Samsung have done an excellent job here providing an excellent LCD screen for gamers. The screen offers a very decent response time, limited RTC arefacts, minimal input lag and even comes with a new 120Hz support mode. Take all of these into account, and you have yourself one hell of a gamers TFT! The 120Hz undoubtedly has its place in the desktop monitor market, and should take one giant step towards pleasing those hard core gamers out there who need and want frame rates which just couldn't be offered before. The technology has a marked improvement in even day to day use, but when gaming will certainly come into its own.

On top of this, the TN Film panel does offer a decent black depth and colour reproduction, but is only really limited by its poor viewing angles.
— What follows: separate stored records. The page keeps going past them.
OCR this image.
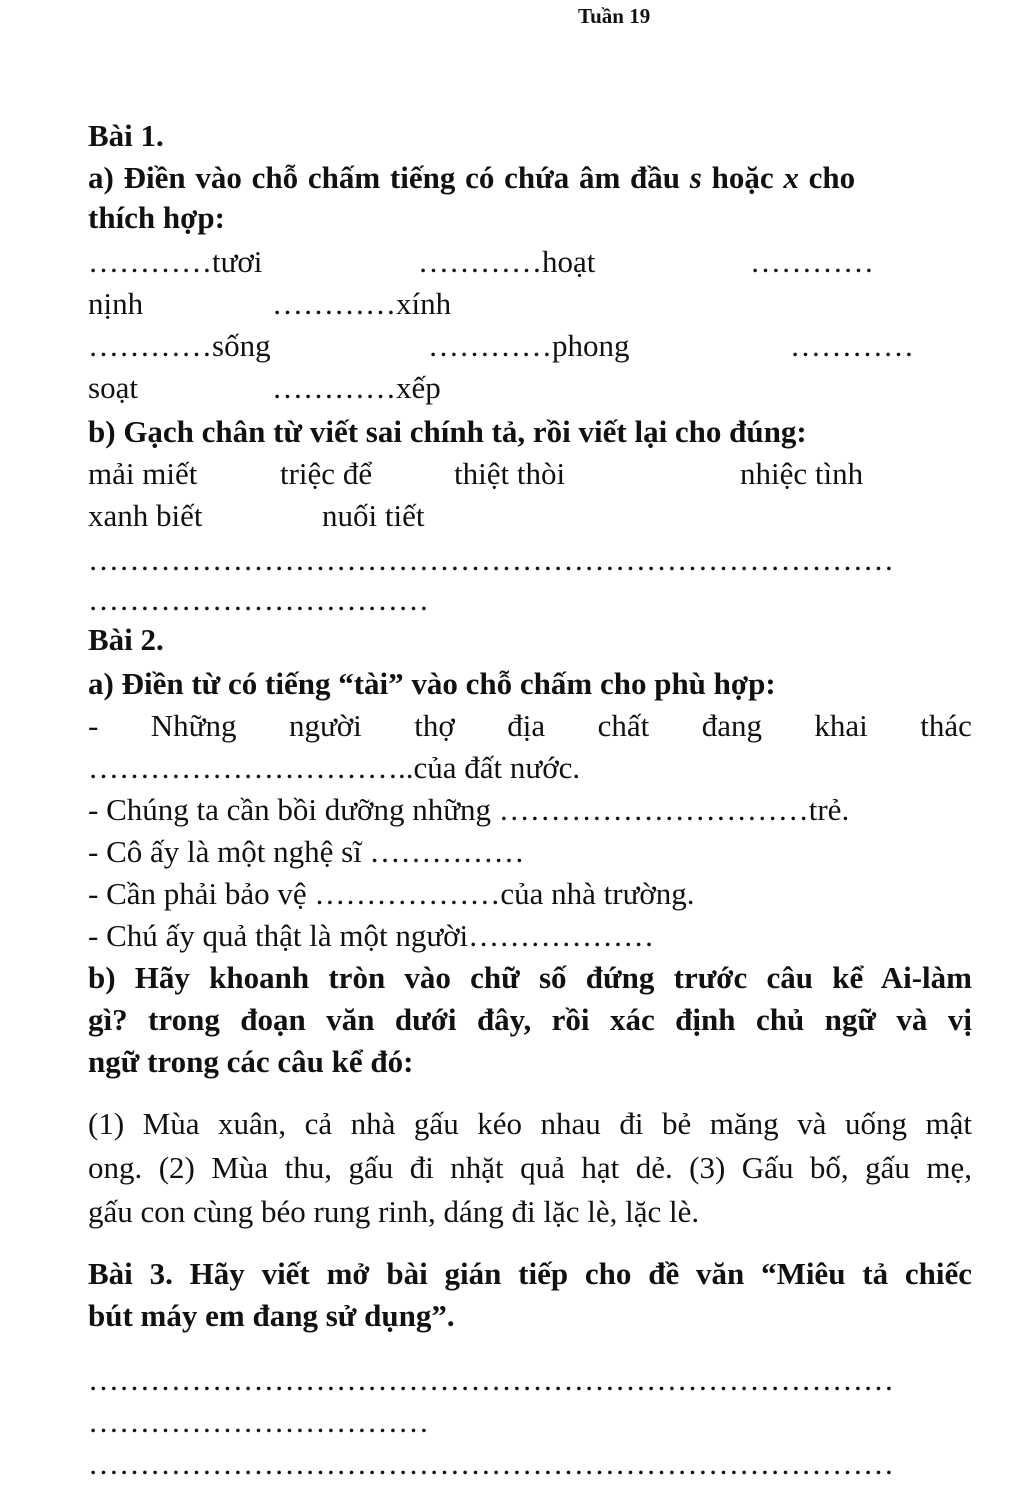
Tuần 19
Bài 1.
a) Điền vào chỗ chấm tiếng có chứa âm đầu s hoặc x cho
thích hợp:
…………tươi	…………hoạt	…………
nịnh	…………xính
…………sống	…………phong	…………
soạt	…………xếp
b) Gạch chân từ viết sai chính tả, rồi viết lại cho đúng:
mải miết	triệc để	thiệt thòi	nhiệc tình
xanh biết	nuối tiết
……………………………………………………………………
……………………………
Bài 2.
a) Điền từ có tiếng “tài” vào chỗ chấm cho phù hợp:
- Những người thợ địa chất đang khai thác
…………………………..của đất nước.
- Chúng ta cần bồi dưỡng những …………………………trẻ.
- Cô ấy là một nghệ sĩ ……………
- Cần phải bảo vệ ………………của nhà trường.
- Chú ấy quả thật là một người………………
b) Hãy khoanh tròn vào chữ số đứng trước câu kể Ai-làm
gì? trong đoạn văn dưới đây, rồi xác định chủ ngữ và vị
ngữ trong các câu kể đó:
(1) Mùa xuân, cả nhà gấu kéo nhau đi bẻ măng và uống mật
ong. (2) Mùa thu, gấu đi nhặt quả hạt dẻ. (3) Gấu bố, gấu mẹ,
gấu con cùng béo rung rinh, dáng đi lặc lè, lặc lè.
Bài 3. Hãy viết mở bài gián tiếp cho đề văn “Miêu tả chiếc
bút máy em đang sử dụng”.
……………………………………………………………………
……………………………
……………………………………………………………………
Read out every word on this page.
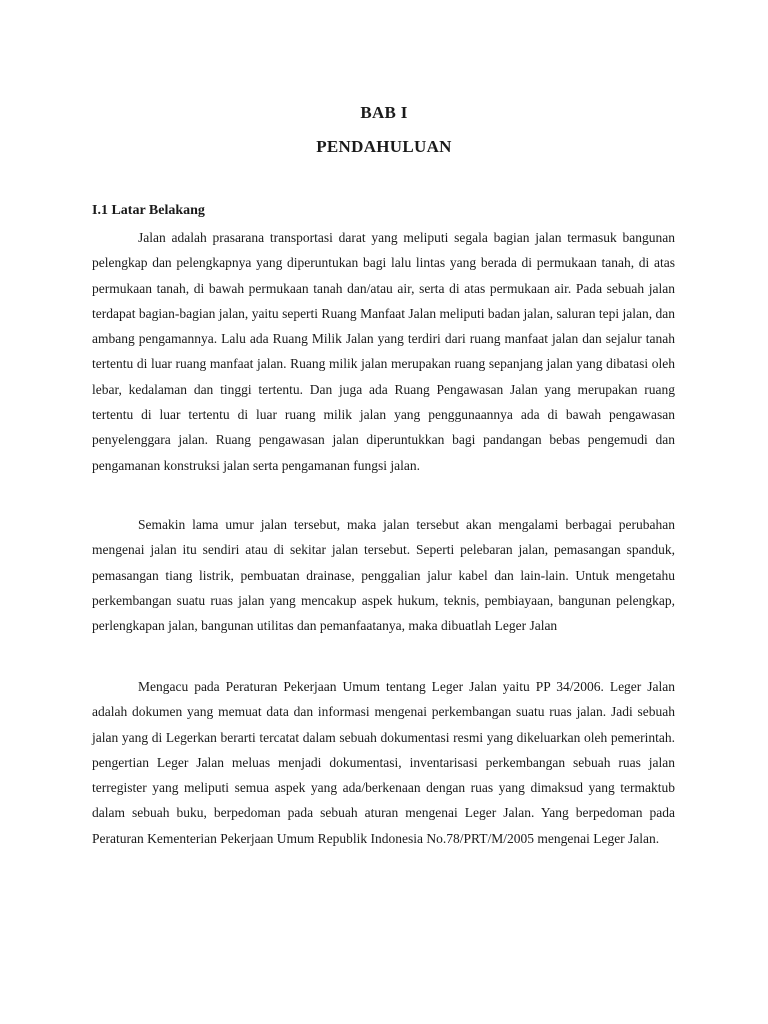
BAB I
PENDAHULUAN
I.1 Latar Belakang

Jalan adalah prasarana transportasi darat yang meliputi segala bagian jalan termasuk bangunan pelengkap dan pelengkapnya yang diperuntukan bagi lalu lintas yang berada di permukaan tanah, di atas permukaan tanah, di bawah permukaan tanah dan/atau air, serta di atas permukaan air. Pada sebuah jalan terdapat bagian-bagian jalan, yaitu seperti Ruang Manfaat Jalan meliputi badan jalan, saluran tepi jalan, dan ambang pengamannya. Lalu ada Ruang Milik Jalan yang terdiri dari ruang manfaat jalan dan sejalur tanah tertentu di luar ruang manfaat jalan. Ruang milik jalan merupakan ruang sepanjang jalan yang dibatasi oleh lebar, kedalaman dan tinggi tertentu. Dan juga ada Ruang Pengawasan Jalan yang merupakan ruang tertentu di luar tertentu di luar ruang milik jalan yang penggunaannya ada di bawah pengawasan penyelenggara jalan. Ruang pengawasan jalan diperuntukkan bagi pandangan bebas pengemudi dan pengamanan konstruksi jalan serta pengamanan fungsi jalan.

Semakin lama umur jalan tersebut, maka jalan tersebut akan mengalami berbagai perubahan mengenai jalan itu sendiri atau di sekitar jalan tersebut. Seperti pelebaran jalan, pemasangan spanduk, pemasangan tiang listrik, pembuatan drainase, penggalian jalur kabel dan lain-lain. Untuk mengetahu perkembangan suatu ruas jalan yang mencakup aspek hukum, teknis, pembiayaan, bangunan pelengkap, perlengkapan jalan, bangunan utilitas dan pemanfaatanya, maka dibuatlah Leger Jalan

Mengacu pada Peraturan Pekerjaan Umum tentang Leger Jalan yaitu PP 34/2006. Leger Jalan adalah dokumen yang memuat data dan informasi mengenai perkembangan suatu ruas jalan. Jadi sebuah jalan yang di Legerkan berarti tercatat dalam sebuah dokumentasi resmi yang dikeluarkan oleh pemerintah. pengertian Leger Jalan meluas menjadi dokumentasi, inventarisasi perkembangan sebuah ruas jalan terregister yang meliputi semua aspek yang ada/berkenaan dengan ruas yang dimaksud yang termaktub dalam sebuah buku, berpedoman pada sebuah aturan mengenai Leger Jalan. Yang berpedoman pada Peraturan Kementerian Pekerjaan Umum Republik Indonesia No.78/PRT/M/2005 mengenai Leger Jalan.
The screen is fairly standard in design and features, but could be considered a pure gaming screen without too many bells and whistles. It will be exciting to see the inclusion of 120Hz on more and more screens in the future, and we look forward to the emergence of 120Hz enabled IPS and VA panels, and the inclusion in high end screens across the market. Until then, if you want a good gaming TFT, look no further than the 2233RZ.